Saya di kelas nol besar Taman Kanak-Kanak saat itu. Ketika saya tidak mengenakan seragam yang seharusnya dikenakan. Saya lupa hari apa. Yang pasti seragam tersebut sudah dipakai pada hari sebelumnya. Bapak memarahi saya dengan serius.
Meskipun saya lupa hari apa, namun saya masih ingat ucapan bapak, “Makanya, kalau pulang sekolah langsung ganti baju, jangan langsung bermain. Coba kau macam Arman dan Yoman (anak tetangga sebelah), mereka pulang sekolah langsung ganti seragam. Jadi masih bisa dipakai lagi hari ini….”

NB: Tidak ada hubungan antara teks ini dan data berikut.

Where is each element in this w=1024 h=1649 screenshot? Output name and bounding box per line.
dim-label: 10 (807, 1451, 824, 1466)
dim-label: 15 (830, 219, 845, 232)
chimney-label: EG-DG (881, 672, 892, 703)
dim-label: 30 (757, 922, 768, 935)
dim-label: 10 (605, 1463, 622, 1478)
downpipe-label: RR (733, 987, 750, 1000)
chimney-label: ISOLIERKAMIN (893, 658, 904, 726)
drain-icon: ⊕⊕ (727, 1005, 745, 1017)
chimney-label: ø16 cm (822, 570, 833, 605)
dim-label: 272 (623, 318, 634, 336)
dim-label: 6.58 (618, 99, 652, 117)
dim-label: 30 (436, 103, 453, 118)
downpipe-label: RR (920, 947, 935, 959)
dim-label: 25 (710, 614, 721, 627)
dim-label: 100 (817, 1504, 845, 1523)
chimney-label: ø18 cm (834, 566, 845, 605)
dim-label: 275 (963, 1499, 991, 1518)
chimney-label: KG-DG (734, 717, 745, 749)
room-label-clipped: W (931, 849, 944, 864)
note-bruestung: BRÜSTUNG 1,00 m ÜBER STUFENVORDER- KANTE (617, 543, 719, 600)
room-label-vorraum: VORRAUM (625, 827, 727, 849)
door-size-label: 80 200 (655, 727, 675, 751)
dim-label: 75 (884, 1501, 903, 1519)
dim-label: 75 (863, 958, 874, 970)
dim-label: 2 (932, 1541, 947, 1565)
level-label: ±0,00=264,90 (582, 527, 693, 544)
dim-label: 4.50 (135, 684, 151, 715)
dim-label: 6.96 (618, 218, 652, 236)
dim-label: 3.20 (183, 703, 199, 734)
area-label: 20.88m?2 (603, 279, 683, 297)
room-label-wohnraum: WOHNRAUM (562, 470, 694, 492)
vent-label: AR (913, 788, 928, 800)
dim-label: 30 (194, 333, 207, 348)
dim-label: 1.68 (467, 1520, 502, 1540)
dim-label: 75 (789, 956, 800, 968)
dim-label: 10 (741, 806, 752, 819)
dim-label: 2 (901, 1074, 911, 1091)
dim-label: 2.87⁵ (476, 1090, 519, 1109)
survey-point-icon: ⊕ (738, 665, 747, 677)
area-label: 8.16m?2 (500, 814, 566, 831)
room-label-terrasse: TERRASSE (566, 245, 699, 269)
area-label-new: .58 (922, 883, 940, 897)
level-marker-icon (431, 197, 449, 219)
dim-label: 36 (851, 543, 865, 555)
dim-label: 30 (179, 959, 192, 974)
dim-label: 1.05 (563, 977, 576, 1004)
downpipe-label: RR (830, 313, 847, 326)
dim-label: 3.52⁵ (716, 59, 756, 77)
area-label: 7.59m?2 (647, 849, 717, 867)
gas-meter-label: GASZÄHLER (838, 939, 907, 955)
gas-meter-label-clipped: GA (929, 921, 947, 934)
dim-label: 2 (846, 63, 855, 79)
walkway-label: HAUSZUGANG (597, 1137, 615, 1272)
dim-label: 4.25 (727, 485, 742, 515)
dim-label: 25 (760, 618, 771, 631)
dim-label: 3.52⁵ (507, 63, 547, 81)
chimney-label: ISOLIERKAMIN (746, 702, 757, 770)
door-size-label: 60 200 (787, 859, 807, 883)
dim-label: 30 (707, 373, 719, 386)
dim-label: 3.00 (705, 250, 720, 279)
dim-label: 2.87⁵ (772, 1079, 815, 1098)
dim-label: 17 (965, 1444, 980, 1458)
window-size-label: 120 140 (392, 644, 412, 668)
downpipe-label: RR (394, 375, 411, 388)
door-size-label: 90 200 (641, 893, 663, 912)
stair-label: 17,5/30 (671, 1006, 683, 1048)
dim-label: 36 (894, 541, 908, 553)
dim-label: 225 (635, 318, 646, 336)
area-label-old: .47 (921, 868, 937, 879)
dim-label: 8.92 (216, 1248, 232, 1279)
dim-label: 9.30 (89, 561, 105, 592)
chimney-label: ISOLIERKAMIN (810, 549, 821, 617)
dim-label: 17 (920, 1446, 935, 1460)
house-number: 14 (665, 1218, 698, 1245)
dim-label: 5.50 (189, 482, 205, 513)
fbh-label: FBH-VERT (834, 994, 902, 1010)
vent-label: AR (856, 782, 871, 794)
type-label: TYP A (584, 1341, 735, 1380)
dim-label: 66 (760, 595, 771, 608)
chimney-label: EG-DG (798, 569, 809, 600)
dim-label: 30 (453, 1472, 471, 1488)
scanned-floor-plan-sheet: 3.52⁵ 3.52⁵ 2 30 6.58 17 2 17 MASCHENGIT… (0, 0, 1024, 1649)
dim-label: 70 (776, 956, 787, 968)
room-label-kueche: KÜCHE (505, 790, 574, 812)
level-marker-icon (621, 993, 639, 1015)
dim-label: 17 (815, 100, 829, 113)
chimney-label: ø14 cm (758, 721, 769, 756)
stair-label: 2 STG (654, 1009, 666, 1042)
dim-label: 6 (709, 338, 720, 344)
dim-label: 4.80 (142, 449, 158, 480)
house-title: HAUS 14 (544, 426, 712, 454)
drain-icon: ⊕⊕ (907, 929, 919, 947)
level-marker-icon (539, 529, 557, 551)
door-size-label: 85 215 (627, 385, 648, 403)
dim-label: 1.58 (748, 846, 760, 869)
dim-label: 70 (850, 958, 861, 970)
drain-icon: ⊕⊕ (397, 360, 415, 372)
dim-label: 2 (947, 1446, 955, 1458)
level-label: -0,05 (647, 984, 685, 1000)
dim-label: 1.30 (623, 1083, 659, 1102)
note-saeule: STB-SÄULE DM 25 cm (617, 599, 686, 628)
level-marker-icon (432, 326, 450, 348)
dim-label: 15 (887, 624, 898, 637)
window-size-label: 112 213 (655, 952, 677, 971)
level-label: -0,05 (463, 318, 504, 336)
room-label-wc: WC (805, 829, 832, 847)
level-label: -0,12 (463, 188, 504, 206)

Saya tidak ingat kenapa saya menangis saat itu. Apakah karena rasa malu yang besar sebab mengenakan seragam berbeda dengan kawan-kawan. Atau rasa sakit karena bapak dengan terang-terangan memuji anak tetangga di hadapan saya di kala saya tengah lara memendam rasa minder yang membuncah.
Namun satu hal yang saya ingat, posisi kami masih di atas motor, di depan sekolah. Bapak membelakangi saya dan terus meracau, air mata saya serupa hujan. Saya perlahan turun dari motor dengan mata yang kabur.
Saya tidak sadar bahwa saya turun dari sisi yang salah di mana knalpot berada. Knalpot tentu saja masih membara karena mesin sepeda motor baru saja berhenti. Betis kanan saya menjadi santapan pagi bagi kecerobohan saya, meninggalkan bekas lepuhan yang hingga saat ini masih nyata.
Jejak kasar tentang bagaimana gigihnya saya melewati masa lampau sebab ini hanya salah satu cerita dari sekian kisah tentang kebiasaan membandingkan yang dilakukan berulang-ulang dalam masyarakat kita.
Saya anak sulung dan cucu pertama dari keluarga Ibu. Dalam keluarga mana pun, sulung adalah panutan. Terlepas dari jenis kelaminnya, kuncup atau batang, maksud saya perempuan ataukah laki-laki, anak pertama selalu memiliki bebannya sendiri, tanggung jawab yang ia pikul sejak berada dalam rahim ibu.
Apakah manusia dapat meminta agar ia tidak dilahirkan sebagai orang yang pertama dalam sebuah keluarga? Tentu saja tidak. Karena hanya lagu yang bisa direquest di radio. #eh
Maka, apabila setelah anak pertama lahir dilanjutkan dengan anak kedua, ketiga dan seterusnya, tetaplah menjadi yang pertama dan sempurna. Sebab dia menjadi suri tauladan sejak masih bocah meskpun tidak ada pedoman khususnya. Tuntutan yang menempamu.
Itu bakat, alamiah. Kalau tak ada bakat, yah kamu sial.
Saya memiliki seorang adik laki-laki. Ia anak kedua dari kami yang jumlahnya seperti grup vokal. Kwartet. Ia menjadi idaman orang tua. Laki-laki sulung dalam keluarga. Didukung dengan perhatian dan kasih sayang selama dalam kandungan, ASI tanpa henti selama dua tahun dan gizi melimpah pada masa pertumbuhan.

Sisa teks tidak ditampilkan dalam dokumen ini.